It’s clear that Amazon’s Kindle is at the forefront of something big. Maybe this particular device is not going to catch on with everybody, but it’s certainly an important foot in the door to rethinking how we interact with books. The combination of a fairly reasonable form factor, the use of electronic Ink (very easy on the eyes, even in bright sunlight, and not at all a battery hog), and – most important – the backing of the might Amazon, means that this device is getting quite a few people to sit up and take notice, in a way that didn’t happen two years ago with SONY’s ebook reader (when was the last time you bought a book from SONY?).

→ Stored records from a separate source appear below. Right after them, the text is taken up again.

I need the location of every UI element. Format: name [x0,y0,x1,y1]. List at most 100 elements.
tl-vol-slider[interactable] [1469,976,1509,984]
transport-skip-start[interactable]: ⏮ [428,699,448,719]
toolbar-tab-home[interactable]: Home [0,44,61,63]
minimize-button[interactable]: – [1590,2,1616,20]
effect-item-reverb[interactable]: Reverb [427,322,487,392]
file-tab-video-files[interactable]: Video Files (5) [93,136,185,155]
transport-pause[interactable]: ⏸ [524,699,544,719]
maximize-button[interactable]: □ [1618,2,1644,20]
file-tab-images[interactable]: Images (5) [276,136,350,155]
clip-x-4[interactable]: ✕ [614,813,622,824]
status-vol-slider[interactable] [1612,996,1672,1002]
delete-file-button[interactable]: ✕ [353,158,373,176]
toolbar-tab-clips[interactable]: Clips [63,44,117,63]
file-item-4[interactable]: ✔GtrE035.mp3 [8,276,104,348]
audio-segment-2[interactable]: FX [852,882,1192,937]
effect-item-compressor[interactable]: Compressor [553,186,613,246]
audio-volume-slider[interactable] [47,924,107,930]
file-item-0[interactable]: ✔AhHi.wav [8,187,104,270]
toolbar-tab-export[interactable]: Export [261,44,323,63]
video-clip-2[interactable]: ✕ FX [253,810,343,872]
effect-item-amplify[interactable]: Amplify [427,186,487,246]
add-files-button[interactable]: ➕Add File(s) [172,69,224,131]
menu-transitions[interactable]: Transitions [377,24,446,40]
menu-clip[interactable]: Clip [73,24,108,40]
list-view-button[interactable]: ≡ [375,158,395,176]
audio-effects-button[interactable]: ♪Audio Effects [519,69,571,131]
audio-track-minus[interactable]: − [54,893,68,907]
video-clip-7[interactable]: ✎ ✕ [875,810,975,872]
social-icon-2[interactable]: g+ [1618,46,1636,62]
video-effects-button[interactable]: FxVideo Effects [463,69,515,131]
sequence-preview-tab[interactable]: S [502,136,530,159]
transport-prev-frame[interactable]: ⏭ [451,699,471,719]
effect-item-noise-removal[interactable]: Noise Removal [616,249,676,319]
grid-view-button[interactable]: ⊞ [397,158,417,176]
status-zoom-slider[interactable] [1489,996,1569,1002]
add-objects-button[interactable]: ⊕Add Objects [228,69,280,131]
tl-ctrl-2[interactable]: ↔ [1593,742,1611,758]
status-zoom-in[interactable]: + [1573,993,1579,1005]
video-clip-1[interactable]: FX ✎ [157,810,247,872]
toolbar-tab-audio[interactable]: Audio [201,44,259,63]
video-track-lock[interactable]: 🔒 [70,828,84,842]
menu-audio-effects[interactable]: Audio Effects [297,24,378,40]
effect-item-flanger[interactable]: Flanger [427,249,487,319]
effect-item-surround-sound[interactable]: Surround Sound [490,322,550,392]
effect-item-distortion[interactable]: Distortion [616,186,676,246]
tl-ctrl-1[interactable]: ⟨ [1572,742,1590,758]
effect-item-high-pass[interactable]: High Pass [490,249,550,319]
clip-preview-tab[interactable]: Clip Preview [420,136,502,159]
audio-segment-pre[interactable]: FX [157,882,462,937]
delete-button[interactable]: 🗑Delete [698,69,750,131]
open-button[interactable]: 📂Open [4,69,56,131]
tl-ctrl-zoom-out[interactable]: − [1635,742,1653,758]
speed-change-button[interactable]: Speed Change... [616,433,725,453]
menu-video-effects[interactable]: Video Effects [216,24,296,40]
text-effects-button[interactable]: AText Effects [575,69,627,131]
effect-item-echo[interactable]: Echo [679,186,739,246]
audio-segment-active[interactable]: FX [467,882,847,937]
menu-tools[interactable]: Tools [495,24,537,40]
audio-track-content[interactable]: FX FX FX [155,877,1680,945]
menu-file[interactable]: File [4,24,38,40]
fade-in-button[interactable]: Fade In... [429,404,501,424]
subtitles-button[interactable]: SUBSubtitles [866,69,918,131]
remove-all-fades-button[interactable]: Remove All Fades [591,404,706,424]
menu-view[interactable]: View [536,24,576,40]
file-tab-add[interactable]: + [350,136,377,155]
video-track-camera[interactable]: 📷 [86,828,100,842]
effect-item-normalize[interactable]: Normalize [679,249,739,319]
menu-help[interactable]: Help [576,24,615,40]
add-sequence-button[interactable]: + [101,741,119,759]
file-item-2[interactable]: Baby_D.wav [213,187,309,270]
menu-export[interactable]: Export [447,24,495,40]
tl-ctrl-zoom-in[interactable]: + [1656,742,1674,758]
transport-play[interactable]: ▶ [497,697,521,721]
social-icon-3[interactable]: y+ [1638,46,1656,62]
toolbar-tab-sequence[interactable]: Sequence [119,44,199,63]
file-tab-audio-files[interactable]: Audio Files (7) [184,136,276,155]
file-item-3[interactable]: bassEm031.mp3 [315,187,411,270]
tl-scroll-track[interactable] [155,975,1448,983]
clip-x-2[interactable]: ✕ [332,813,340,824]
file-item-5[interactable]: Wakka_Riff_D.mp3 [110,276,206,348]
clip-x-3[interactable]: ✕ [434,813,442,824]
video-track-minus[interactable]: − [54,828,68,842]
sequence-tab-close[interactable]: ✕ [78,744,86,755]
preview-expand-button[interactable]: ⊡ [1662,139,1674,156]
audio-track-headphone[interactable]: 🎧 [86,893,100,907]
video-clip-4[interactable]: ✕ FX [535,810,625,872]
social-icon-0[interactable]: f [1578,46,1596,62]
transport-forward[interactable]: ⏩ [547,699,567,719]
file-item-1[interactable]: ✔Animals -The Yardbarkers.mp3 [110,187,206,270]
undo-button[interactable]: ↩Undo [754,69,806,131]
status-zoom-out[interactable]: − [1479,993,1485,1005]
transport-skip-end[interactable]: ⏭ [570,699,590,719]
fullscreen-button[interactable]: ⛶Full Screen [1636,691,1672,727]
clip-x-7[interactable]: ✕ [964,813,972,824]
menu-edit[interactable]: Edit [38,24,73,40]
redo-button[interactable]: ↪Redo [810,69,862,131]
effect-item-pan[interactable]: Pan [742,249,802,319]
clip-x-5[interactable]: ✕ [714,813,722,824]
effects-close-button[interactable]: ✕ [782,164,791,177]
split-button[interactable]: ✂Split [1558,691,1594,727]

That said, I’m transfixed by the name. It seems almost an oxymoron for a company called “Amazon” to make a device called “Kindle”. Amazon’s name always gave me the warm fuzzies. Books are substantial, solid, old-fashioned, like the rainforest. Something we want to preserve so that the world can be a good place to live. The Amazon rainforest is a source of endless biodiversity, healthy atmosphere, medicinal treasures and ethnic traditions. I’ve always felt protective toward its bountiful presence, in somewhat the same way I’ve come to feel protective toward books, with their rich history, textured beauty and rugged physicality, in this transient age of the internet.
But to kindle means to start a fire, to burn – not a concept you want to throw around lightly when you’re talking about books. To me book burning is the very bane of civilization, bringing to mind Nazi rallies, as well as movements in our own country to ban “The Catcher in the Rye”.
Is Amazon suggesting that these electronic readers will eventually lead to the disappearance of the physical book? Certainly that would be convenient for a company like Amazon. They are, after all, in the business of licensing intellectual property. Ultimately it is not so much a physical book that they are selling to each buyer, but rather a license to possess a single instance of an copyrighted work. If they can streamline that point of sale, reducing overhead and moving each transaction toward an ideal of pure profit, perhaps that would serve their larger interests.
So in a sense, perhaps we are witnessing the start of the biggest book burning in history. One day such phrases as “between the covers” and “a real page turner” may be as euphemistic as “telephone dialing” or “rewind” – alluding nostalgically back to a Victorian reality that is long gone.
Some day soon, alas, as we all pick up our electronic readers, we may once and for all close the book on books. As our children, and their children after them, run their fingers over magic screens to summon up “The Adventures of Sherlock Holmes”, “Jane Eyre” and “Ivanhoe”, they may catch the sadly bemused looks on the faces of their elders. Perhaps they will even ask us what’s wrong. But I suspect that we will never, try as we might, be able to convey to them just what has been lost.